Is Eliot Wolf getting enough blame for the Patriots offensive line disaster?
Chris Gasper of The Boston Globe joined Felger and Mazz on Friday and talked about how Eliot Wolf is not getting enough blame for the New England Patriots struggles on the offensive line.
Felger: Gasper your thoughts on the offensive line last night?
Gasper: Oh it was obviously horrific. When you’re looking at it, I mean 33 total dropbacks and you’re pressured on 15 of them? It’s awful. But I think we’re not putting enough blame, and I applaud Mazz for this, I don’t think people are putting enough blame on Eliot Wolf. You know, they’re putting the blame on the players, they put the blame on Mayo, they put it on AVP, they put it on Scott Peters…the Patriots don’t have enough NFL caliber starting offensive lineman. And you’re looking at what’s going on in the left side here and Eliot Wolf’s attitude here was sort of “oh, you know, we’ll bring in Okorafor and we’ll draft Caedan Wallace in the third round even though he was a right tackle at Penn State, not a left tackle, and you know, we’ll just rummage through this junk drawer of offensive lineman and we’ll pull out a left tackle”. And that’s obviously not happening.

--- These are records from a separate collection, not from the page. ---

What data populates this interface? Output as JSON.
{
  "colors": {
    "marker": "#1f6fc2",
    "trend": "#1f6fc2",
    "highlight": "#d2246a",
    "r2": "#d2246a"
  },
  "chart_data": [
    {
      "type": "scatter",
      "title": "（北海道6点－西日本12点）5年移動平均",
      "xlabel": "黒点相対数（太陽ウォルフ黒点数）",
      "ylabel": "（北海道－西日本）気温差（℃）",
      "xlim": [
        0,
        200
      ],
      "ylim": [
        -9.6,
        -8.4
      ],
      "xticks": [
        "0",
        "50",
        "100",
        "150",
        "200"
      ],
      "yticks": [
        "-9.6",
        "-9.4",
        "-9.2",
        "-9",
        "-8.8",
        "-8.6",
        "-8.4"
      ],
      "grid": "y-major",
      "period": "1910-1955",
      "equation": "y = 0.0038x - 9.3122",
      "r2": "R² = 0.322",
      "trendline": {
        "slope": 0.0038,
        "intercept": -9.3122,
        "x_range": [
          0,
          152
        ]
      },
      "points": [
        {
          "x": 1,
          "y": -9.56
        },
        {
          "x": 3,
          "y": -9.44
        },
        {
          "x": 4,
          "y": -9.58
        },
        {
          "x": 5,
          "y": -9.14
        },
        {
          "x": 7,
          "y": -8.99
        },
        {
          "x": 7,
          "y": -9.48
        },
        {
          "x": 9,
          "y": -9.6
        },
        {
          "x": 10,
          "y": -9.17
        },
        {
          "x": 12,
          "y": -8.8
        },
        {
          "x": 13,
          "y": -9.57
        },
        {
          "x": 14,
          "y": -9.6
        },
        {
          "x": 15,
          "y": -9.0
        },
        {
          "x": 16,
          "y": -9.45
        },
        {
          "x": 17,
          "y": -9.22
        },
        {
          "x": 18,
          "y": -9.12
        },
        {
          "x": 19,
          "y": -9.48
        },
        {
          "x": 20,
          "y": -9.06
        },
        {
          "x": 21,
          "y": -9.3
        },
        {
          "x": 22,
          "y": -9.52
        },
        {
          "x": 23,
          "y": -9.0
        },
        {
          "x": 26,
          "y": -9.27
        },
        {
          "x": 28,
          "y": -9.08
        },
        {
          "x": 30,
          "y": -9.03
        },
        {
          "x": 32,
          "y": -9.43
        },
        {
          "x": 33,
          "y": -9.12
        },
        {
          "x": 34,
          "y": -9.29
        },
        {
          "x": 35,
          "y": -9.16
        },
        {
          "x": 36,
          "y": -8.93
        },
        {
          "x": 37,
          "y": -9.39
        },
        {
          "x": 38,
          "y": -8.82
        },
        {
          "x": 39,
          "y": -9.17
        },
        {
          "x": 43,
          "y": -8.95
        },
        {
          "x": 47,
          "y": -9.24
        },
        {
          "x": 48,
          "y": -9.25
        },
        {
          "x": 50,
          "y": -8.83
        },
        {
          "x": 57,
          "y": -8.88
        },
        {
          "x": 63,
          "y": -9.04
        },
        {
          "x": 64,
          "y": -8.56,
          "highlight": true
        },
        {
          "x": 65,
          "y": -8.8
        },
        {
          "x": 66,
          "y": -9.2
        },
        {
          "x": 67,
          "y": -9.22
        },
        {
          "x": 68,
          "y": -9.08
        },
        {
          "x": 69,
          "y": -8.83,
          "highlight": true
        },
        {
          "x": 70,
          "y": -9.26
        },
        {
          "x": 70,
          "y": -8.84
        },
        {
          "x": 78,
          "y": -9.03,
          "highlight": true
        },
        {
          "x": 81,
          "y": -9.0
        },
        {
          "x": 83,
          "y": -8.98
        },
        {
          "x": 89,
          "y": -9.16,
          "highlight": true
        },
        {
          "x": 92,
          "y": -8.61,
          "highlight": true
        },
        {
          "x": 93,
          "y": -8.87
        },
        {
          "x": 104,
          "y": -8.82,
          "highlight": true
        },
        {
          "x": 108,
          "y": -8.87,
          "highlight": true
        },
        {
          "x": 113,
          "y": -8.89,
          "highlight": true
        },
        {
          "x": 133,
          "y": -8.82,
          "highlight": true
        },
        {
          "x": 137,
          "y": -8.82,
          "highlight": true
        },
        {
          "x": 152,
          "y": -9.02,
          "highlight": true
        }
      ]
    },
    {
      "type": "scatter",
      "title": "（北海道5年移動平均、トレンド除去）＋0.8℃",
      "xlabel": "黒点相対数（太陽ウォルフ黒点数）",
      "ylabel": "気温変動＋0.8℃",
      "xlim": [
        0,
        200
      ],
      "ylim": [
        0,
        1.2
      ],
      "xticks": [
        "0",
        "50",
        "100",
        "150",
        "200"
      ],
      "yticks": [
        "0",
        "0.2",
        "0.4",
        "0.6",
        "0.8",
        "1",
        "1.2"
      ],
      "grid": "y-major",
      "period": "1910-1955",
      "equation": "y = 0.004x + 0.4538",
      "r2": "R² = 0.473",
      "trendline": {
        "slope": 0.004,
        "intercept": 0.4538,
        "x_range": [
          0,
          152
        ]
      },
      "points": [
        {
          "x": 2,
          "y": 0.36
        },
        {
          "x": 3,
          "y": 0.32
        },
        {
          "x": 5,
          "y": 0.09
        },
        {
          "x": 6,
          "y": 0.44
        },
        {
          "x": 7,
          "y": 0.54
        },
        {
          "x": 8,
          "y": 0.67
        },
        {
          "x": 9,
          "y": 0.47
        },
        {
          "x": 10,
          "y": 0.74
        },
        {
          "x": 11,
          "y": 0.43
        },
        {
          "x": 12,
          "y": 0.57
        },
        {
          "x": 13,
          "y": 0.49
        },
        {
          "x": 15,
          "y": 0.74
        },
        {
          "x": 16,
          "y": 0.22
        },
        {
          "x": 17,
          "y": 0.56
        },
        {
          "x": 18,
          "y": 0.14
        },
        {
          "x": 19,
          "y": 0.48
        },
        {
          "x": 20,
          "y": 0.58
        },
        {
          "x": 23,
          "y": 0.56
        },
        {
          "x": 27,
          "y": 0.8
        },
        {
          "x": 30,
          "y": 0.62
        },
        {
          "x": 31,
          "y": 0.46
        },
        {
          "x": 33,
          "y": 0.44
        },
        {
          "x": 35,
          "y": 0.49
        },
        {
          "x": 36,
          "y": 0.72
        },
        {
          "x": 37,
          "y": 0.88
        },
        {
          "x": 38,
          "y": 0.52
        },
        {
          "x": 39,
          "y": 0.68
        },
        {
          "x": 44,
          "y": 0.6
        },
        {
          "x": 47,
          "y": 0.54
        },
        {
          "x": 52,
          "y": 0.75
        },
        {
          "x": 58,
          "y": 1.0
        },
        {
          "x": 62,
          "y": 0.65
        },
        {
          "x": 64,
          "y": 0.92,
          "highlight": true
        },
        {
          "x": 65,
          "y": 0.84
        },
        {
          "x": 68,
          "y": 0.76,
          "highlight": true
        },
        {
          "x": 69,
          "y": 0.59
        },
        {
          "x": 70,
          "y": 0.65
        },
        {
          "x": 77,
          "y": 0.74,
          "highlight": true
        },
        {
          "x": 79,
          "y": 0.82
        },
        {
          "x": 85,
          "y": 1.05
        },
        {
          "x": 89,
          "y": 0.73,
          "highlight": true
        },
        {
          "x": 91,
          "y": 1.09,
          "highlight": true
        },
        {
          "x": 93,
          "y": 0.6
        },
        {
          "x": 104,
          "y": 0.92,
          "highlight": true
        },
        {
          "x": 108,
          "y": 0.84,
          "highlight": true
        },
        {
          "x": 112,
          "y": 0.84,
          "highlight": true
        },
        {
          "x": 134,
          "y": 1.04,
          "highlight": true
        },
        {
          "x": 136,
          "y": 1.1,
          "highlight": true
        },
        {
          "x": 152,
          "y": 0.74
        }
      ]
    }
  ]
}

Gasper: And I thought you saw a direct Juxtaposition last night between approaches because the Jets and yes, I understand they have Aaron Rodgers, but in the offseason they knew their offensive line was terrible last year and they tried to address it. They brought in Tyron Smith to play left tackle even though they went out and drafted Olu Fashanu with the 11th overall pick, who played left tackle at Penn State, which is the reason Caedan Wallace didn’t play it. They signed John Simpson from Baltimore, a guard. They gave him a two year, $18 million deal. And they traded for a right tackle in Morgan Moses. They went out there and addressed it and going to that game, Pro Football Focus had them with the 6th best offensive line in the NFL and the Patriots with the 32nd NFL offensive line out of 32 teams, and boy, did that play out that way. So I think if you want to point the finger for this thing for how untenable this is and the fact that they have an offensive line that doesn’t even give the quarterback a chance regardless of who the quarterback is, I think you have to start with Eliot Wolf.